Some analysts believe Beijing could also deliver 2 trillion yuan ($296.21 billion) worth of cuts in taxes and fees as part of a stimulus package. The Aussie dollar was just a fraction lower at $0.7194, snuggled between support at $0.7180 and resistance in the $0.7226/35 area. The kiwi likewise was a shade easier at $0.6810, having trod a tight $0.6801/$0.6846 range overnight.

All the action had been in sterling, which slid as far as $1.7634 ahead of the parliamentary vote on Brexit, only to rebound all the way back to A$1.7859 after it. In New Zealand, data showed electronic retail card spending dropped a sharp 2.3 percent in December. The series covers about 68 percent of core retail sales in the country.

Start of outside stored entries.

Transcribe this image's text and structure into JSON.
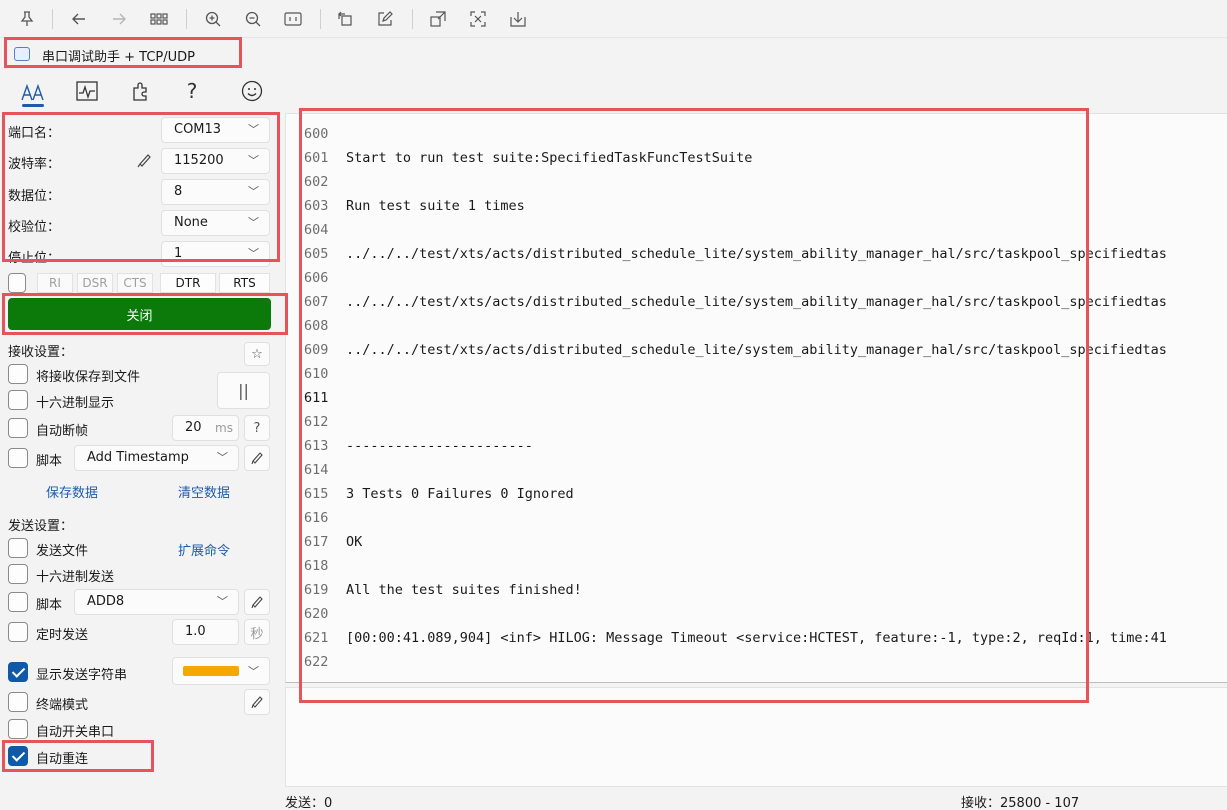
{
  "toolbar": {
    "icons": [
      "pin-icon",
      "back-arrow-icon",
      "forward-arrow-icon",
      "grid-icon",
      "zoom-in-icon",
      "zoom-out-icon",
      "fit-screen-icon",
      "rotate-icon",
      "edit-icon",
      "share-icon",
      "crop-icon",
      "download-icon"
    ]
  },
  "app": {
    "title": "串口调试助手 + TCP/UDP",
    "nav_icons": [
      "font-settings-icon",
      "chart-icon",
      "plugin-icon",
      "help-icon",
      "smiley-icon"
    ],
    "nav_help_glyph": "?"
  },
  "serial": {
    "port_label": "端口名：",
    "port_value": "COM13",
    "baud_label": "波特率：",
    "baud_value": "115200",
    "databits_label": "数据位：",
    "databits_value": "8",
    "parity_label": "校验位：",
    "parity_value": "None",
    "stopbits_label": "停止位：",
    "stopbits_value": "1",
    "signals": [
      "RI",
      "DSR",
      "CTS",
      "DTR",
      "RTS"
    ],
    "close_button": "关闭"
  },
  "receive": {
    "section_label": "接收设置：",
    "save_to_file": "将接收保存到文件",
    "hex_display": "十六进制显示",
    "auto_frame": "自动断帧",
    "frame_ms": "20",
    "frame_unit": "ms",
    "frame_help": "?",
    "script_label": "脚本",
    "script_value": "Add Timestamp",
    "save_data": "保存数据",
    "clear_data": "清空数据",
    "pause_glyph": "||",
    "star_glyph": "☆"
  },
  "send": {
    "section_label": "发送设置：",
    "send_file": "发送文件",
    "extend_cmd": "扩展命令",
    "hex_send": "十六进制发送",
    "script_label": "脚本",
    "script_value": "ADD8",
    "timed_send": "定时发送",
    "timed_value": "1.0",
    "timed_unit": "秒",
    "show_send_string": "显示发送字符串",
    "terminal_mode": "终端模式",
    "auto_toggle_port": "自动开关串口",
    "auto_reconnect": "自动重连",
    "accent_color": "#f5a800"
  },
  "output": {
    "lines": [
      {
        "n": "600",
        "t": ""
      },
      {
        "n": "601",
        "t": "Start to run test suite:SpecifiedTaskFuncTestSuite"
      },
      {
        "n": "602",
        "t": ""
      },
      {
        "n": "603",
        "t": "Run test suite 1 times"
      },
      {
        "n": "604",
        "t": ""
      },
      {
        "n": "605",
        "t": "../../../test/xts/acts/distributed_schedule_lite/system_ability_manager_hal/src/taskpool_specifiedtas"
      },
      {
        "n": "606",
        "t": ""
      },
      {
        "n": "607",
        "t": "../../../test/xts/acts/distributed_schedule_lite/system_ability_manager_hal/src/taskpool_specifiedtas"
      },
      {
        "n": "608",
        "t": ""
      },
      {
        "n": "609",
        "t": "../../../test/xts/acts/distributed_schedule_lite/system_ability_manager_hal/src/taskpool_specifiedtas"
      },
      {
        "n": "610",
        "t": ""
      },
      {
        "n": "611",
        "t": ""
      },
      {
        "n": "612",
        "t": ""
      },
      {
        "n": "613",
        "t": "-----------------------"
      },
      {
        "n": "614",
        "t": ""
      },
      {
        "n": "615",
        "t": "3 Tests 0 Failures 0 Ignored"
      },
      {
        "n": "616",
        "t": ""
      },
      {
        "n": "617",
        "t": "OK"
      },
      {
        "n": "618",
        "t": ""
      },
      {
        "n": "619",
        "t": "All the test suites finished!"
      },
      {
        "n": "620",
        "t": ""
      },
      {
        "n": "621",
        "t": "[00:00:41.089,904] <inf> HILOG: Message Timeout <service:HCTEST, feature:-1, type:2, reqId:1, time:41"
      },
      {
        "n": "622",
        "t": ""
      }
    ],
    "current_line": "611"
  },
  "status": {
    "send": "发送：0",
    "receive": "接收：25800 - 107"
  },
  "colors": {
    "highlight_box": "#e5545a",
    "close_button_bg": "#0b7a0b",
    "accent_blue": "#1e5ca8"
  }
}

Some of the pullback was due to a fall in petrol prices, but other sectors also saw weakness, with the largest decline in spending on durables since late 2010. Bond markets were quiet, with Australian the three-year bond futures up 1 tick at 98.230. The 10-year contract rose 1 tick to 97.7200. Yields on New Zealand government bonds dipped around 1 basis point across the curve.

Lawmakers defeated Prime Minister Theresa May's EU divorce deal by a crushing margin of 230 votes, the worst drubbing in modern British history.